Hi everyone,
I am a newborn in the sequencing fields and I have some problem with HTSeq. I know that there are a lot of posts about this problem but, even if I read all of them, I am not able to fix the problem I have.
I have PE RNA-seq data, aligned with TopHat. I want to use HTSeq-count to create the input for DESeq2 analysis.
Once obtained the accepted_hits.bam
file what I did was:
samtools flagstat accepted_hits.bam > stat.txt
samtools index accepted_hits.bam
samtools view accepted_hits.bam > accepted_hits.sam
sort -k1,1 -k2,2n accepted_hits.sam > accepted_hits_sort.sam
htseq-count -f sam -m union -r pos -s no -t exon -i gene_id accepted_hits_sort.sam gtfFiles/Homo_sapiens.GRCh38.77.gtf > Sort_Pos.txt
This works fine with an accepted_hits.bam file of 3 GB with around 50 million reads mapped, but whan I moved to a 5 GB, 100 million reads mapped file I got this error:
Error occured when processing SAM input (record #35593187 in file accepted_hits_sort.sam):
Maximum alignment buffer size exceeded while pairing SAM alignments.
[Exception type: ValueError, raised in __init__.py:671]
I tried different option:
- increasing the max buffer size of HTSeq-count (as suggest in http://seqanswers.com/forums/showthread.php?t=41531) ----> same error
- sorting the bam per name instead of per position ----> Everything work but the feature I count corresponds to reads instead to fragment (probably for the resons described in the last reply of htseq-count for pair-end RNA-seq
According to the last reply of previous post I try to rename my reads using
(samtools view -H accepted_hits.bam; accepted_hits.bam | awk '{print substr($1,1,length($1)-1),$0}' | sed 's/ [^ ]*//') | samtools view -bSh - > in.samereadname.bam
that return me this error:
So now my questions are:
- Is what I did correct?
- How can I solve the problem with the bigger bam file?

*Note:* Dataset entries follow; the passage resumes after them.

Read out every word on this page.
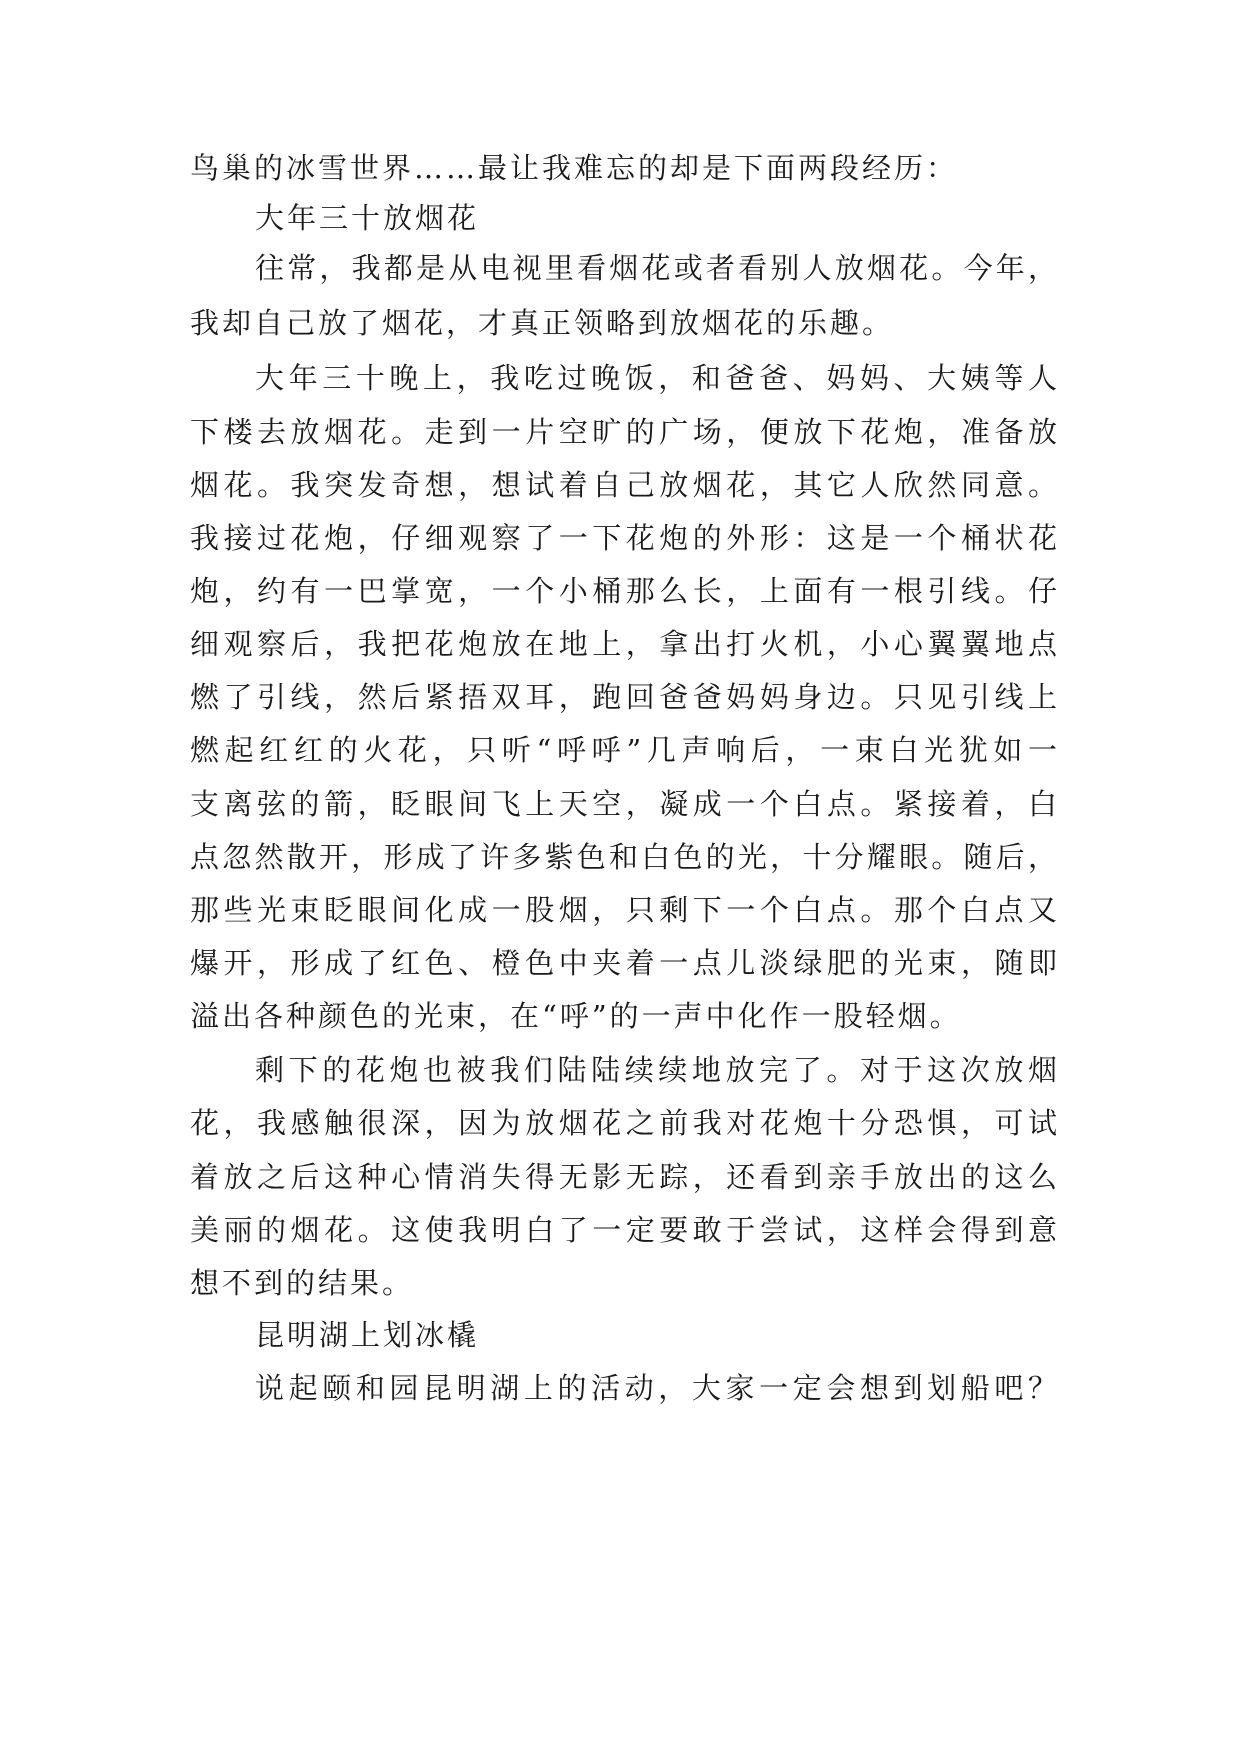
鸟巢的冰雪世界……最让我难忘的却是下面两段经历：
大年三十放烟花
往常，我都是从电视里看烟花或者看别人放烟花。今年，
我却自己放了烟花，才真正领略到放烟花的乐趣。
大年三十晚上，我吃过晚饭，和爸爸、妈妈、大姨等人
下楼去放烟花。走到一片空旷的广场，便放下花炮，准备放
烟花。我突发奇想，想试着自己放烟花，其它人欣然同意。
我接过花炮，仔细观察了一下花炮的外形：这是一个桶状花
炮，约有一巴掌宽，一个小桶那么长，上面有一根引线。仔
细观察后，我把花炮放在地上，拿出打火机，小心翼翼地点
燃了引线，然后紧捂双耳，跑回爸爸妈妈身边。只见引线上
燃起红红的火花，只听“呼呼”几声响后，一束白光犹如一
支离弦的箭，眨眼间飞上天空，凝成一个白点。紧接着，白
点忽然散开，形成了许多紫色和白色的光，十分耀眼。随后，
那些光束眨眼间化成一股烟，只剩下一个白点。那个白点又
爆开，形成了红色、橙色中夹着一点儿淡绿肥的光束，随即
溢出各种颜色的光束，在“呼”的一声中化作一股轻烟。
剩下的花炮也被我们陆陆续续地放完了。对于这次放烟
花，我感触很深，因为放烟花之前我对花炮十分恐惧，可试
着放之后这种心情消失得无影无踪，还看到亲手放出的这么
美丽的烟花。这使我明白了一定要敢于尝试，这样会得到意
想不到的结果。
昆明湖上划冰橇
说起颐和园昆明湖上的活动，大家一定会想到划船吧？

Thank you so much for your responses.
the correct way of proceeding is the second one. unless you have old data, the read name should be the same for both mates. you can check this by looking at your first bam lines. if you indeed see that the two mates end with
\1
and\2
, then you can run that one-liner with the correction of my other comment.Sorry I forgot to report the error obtained from option 3:
the code you used is missing the command:
samtools view
which you have to insert after the first semi-colon. like this:
Thank you so much for your precious help...I will inform you about the results.